破産事件は,申立後の手続きの流れとして,大きく分けると管財人が選任される管財事件と,管財人が選任されないまま手続きが終了する同時廃止事件の2種類があります。
そこで,今回は,この2種類の手続きの違いと,どちらの手続きになるかについての判断基準について,お話しをさせていただきます。
1 管財事件と同時廃止事件とは
⑴管財事件
管財事件とは,破産手続開始決定と同時に,裁判所が管財人を選任し,管財人が破産者の保有資産を管理し,換価手続等を進めていく手続です。
個人破産の場合,破産手続は免責許可を得るために行われることが多いため,「破産手続=免責のための手続」として認識されているかもしれませんが,本来,破産手続とは,破産者の財産を換価して債権者に公平に分配していくことを主眼とする手続ですので,負債額の調査,保有資産の管理,換価,配当がメインであり,当該手続を担う職位として管財人が選任されます。管財人は,公平中立に手続を進める義務があるため,通常は,裁判所が事案の内容や難易度に応じて弁護士を選任します。

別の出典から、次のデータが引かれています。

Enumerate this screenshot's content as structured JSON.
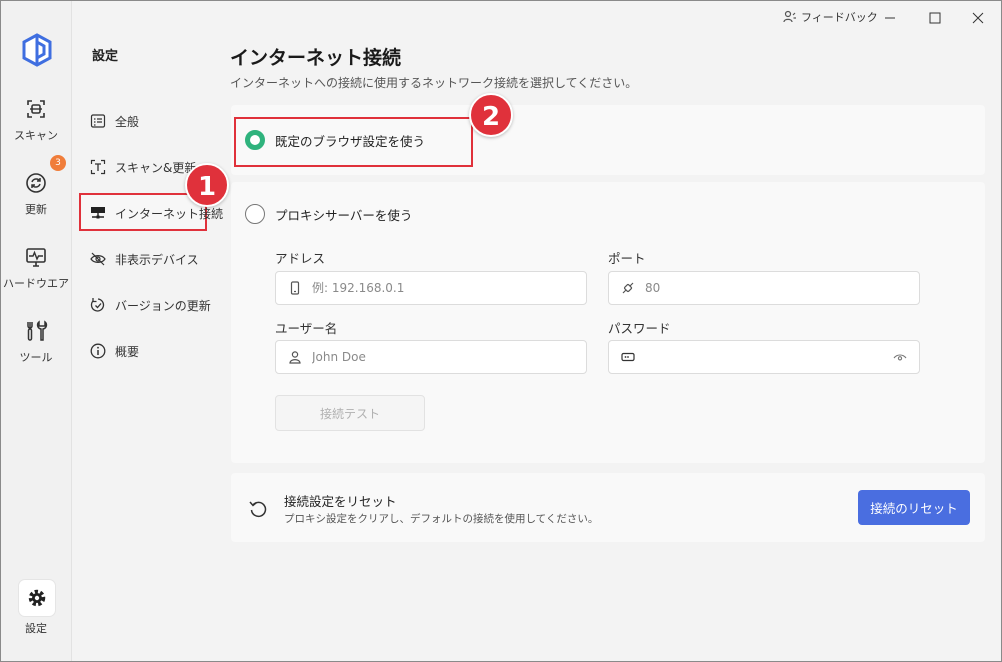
{
  "titlebar": {
    "feedback_label": "フィードバック"
  },
  "rail": {
    "items": [
      {
        "label": "スキャン",
        "icon": "scan-icon"
      },
      {
        "label": "更新",
        "icon": "refresh-icon",
        "badge": "3"
      },
      {
        "label": "ハードウエア",
        "icon": "hardware-monitor-icon"
      },
      {
        "label": "ツール",
        "icon": "tools-icon"
      }
    ],
    "settings_label": "設定"
  },
  "nav": {
    "title": "設定",
    "items": [
      {
        "label": "全般",
        "icon": "general-icon"
      },
      {
        "label": "スキャン&更新",
        "icon": "scan-update-icon"
      },
      {
        "label": "インターネット接続",
        "icon": "network-icon"
      },
      {
        "label": "非表示デバイス",
        "icon": "eye-off-icon"
      },
      {
        "label": "バージョンの更新",
        "icon": "version-update-icon"
      },
      {
        "label": "概要",
        "icon": "info-icon"
      }
    ]
  },
  "main": {
    "title": "インターネット接続",
    "subtitle": "インターネットへの接続に使用するネットワーク接続を選択してください。",
    "option_browser": "既定のブラウザ設定を使う",
    "option_proxy": "プロキシサーバーを使う",
    "address_label": "アドレス",
    "address_placeholder": "例: 192.168.0.1",
    "port_label": "ポート",
    "port_placeholder": "80",
    "username_label": "ユーザー名",
    "username_placeholder": "John Doe",
    "password_label": "パスワード",
    "test_button": "接続テスト",
    "reset_title": "接続設定をリセット",
    "reset_desc": "プロキシ設定をクリアし、デフォルトの接続を使用してください。",
    "reset_button": "接続のリセット"
  },
  "annotations": {
    "marker_1": "1",
    "marker_2": "2"
  },
  "colors": {
    "accent_blue": "#4a6ee0",
    "radio_green": "#2fb37d",
    "highlight_red": "#e0313b",
    "badge_orange": "#f07d3a"
  }
}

なお,破産法上は,管財事件を原則形態としており,管財事件になった場合は,管財人の報酬も発生します。そのため,破産手続申立時に裁判所に納める費用(予納金)は,その分高くなります。(予納金の金額は,事案の内容や各裁判所によっても異なりますが,最低でも20万は必要になるところが多いようです。なお,破産事件を申立てにかかる必要費用がどのくらいなのかについては,別記事で改めてお話しします。)
⑵同時廃止事件
同時廃止事件は,「同廃(ドウハイ)事件」として呼ばれることも多いですが,破産手続開始決定と同時に,破産手続を終了(廃止)するという取り扱いをする手続です。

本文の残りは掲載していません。